Das Workout ist so einfach wie effektiv. Kniebeugen sorgen für einen straffen Po, trainierte Beine und einen starken unteren Rücken. Sie können ausschließlich mit dem eigenen Körpergewicht absolviert werden oder mit der Hilfe von Gewichten. 

Ausführung

Stellen Sie sich hüftbreit und aufrecht hin. Gehen Sie langsam so weit in die Hocke, bis sich Ihr Gesäß so weit nach hinten geschoben hat, dass es sich nun kurz oberhalb der Knie befindet. Die Arme können Sie so platzieren, wie es Ihnen angenehm ist. Idealerweise strecken Sie sie etwas nach vorne weg. So ist es anstrengender.

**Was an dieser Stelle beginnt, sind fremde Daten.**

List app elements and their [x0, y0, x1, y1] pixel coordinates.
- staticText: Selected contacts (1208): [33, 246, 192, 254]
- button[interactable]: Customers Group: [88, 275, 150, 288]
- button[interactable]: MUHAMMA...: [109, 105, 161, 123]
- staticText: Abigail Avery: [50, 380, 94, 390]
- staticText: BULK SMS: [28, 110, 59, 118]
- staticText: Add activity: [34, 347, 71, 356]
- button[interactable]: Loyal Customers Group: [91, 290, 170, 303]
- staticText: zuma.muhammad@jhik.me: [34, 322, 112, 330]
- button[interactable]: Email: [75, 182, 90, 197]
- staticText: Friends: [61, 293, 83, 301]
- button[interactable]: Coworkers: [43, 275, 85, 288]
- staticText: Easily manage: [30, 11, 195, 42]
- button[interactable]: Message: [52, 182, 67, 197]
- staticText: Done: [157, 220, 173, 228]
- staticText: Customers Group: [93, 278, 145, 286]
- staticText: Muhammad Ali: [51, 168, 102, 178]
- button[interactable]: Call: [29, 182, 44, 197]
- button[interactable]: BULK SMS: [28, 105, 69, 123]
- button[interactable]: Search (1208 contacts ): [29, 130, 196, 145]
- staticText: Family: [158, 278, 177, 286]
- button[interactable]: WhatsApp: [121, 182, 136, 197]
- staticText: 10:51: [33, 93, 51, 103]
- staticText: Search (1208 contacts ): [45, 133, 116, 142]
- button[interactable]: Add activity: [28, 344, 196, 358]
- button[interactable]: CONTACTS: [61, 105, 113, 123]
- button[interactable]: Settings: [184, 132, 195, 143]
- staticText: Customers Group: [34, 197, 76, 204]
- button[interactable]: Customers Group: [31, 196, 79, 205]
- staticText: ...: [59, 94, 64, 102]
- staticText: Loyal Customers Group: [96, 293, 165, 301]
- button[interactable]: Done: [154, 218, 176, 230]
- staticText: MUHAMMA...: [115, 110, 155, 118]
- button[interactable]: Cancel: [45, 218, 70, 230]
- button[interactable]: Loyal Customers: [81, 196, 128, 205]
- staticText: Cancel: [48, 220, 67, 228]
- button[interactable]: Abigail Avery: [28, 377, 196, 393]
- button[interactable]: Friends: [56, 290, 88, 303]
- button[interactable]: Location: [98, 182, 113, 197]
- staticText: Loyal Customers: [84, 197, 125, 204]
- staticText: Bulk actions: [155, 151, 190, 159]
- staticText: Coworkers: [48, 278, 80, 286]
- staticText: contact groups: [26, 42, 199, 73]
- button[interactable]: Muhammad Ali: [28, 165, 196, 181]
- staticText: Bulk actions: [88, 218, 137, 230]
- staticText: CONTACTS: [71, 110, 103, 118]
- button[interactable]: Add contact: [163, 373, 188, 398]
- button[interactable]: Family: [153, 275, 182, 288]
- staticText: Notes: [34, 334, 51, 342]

Bewegen Sie Ihren Körper jetzt zurück nach oben in die Ausgangsposition, schieben Sie Ihre Hüfte etwas nach vorne, wobei die Arme leicht nach hinten weggestreckt werden können. Diese Stellung entlastet den Rücken nach jeder Wiederholung. Starten Sie mit fünf Wiederholungen in drei Sätzen. Wenn Sie sicherer geworden sind, steigern Sie die Intensität auf zehn bis 15 Wiederholungen pro Satz.

Wichtig: Die Beingelenke sollten sich in einer Linie befinden, sodass die Knie in der Beugung nie über Ihren Mittelfußknochen hinausragen. Andernfalls belasten Sie Ihre Kniegelenke falsch.

Mit zusätzlichem Gewicht

In der Variante mit Gerät nehmen Sie sich ein passendes Gewicht – zum Beispiel eine Hantelscheibe oder Kettlebell – zur Hand und platzieren es vor sich auf dem Boden. Nun erfolgt die gleiche Aufstellung wie oben beschrieben. Dann aber gehen Sie in die Hocke, nehmen das Gewicht mit beiden Händen und stemmen sich – nur mit der Kraft der Beine und des Rumpfs – in die Höhe. Der Rücken sollte dabei möglichst gerade sein.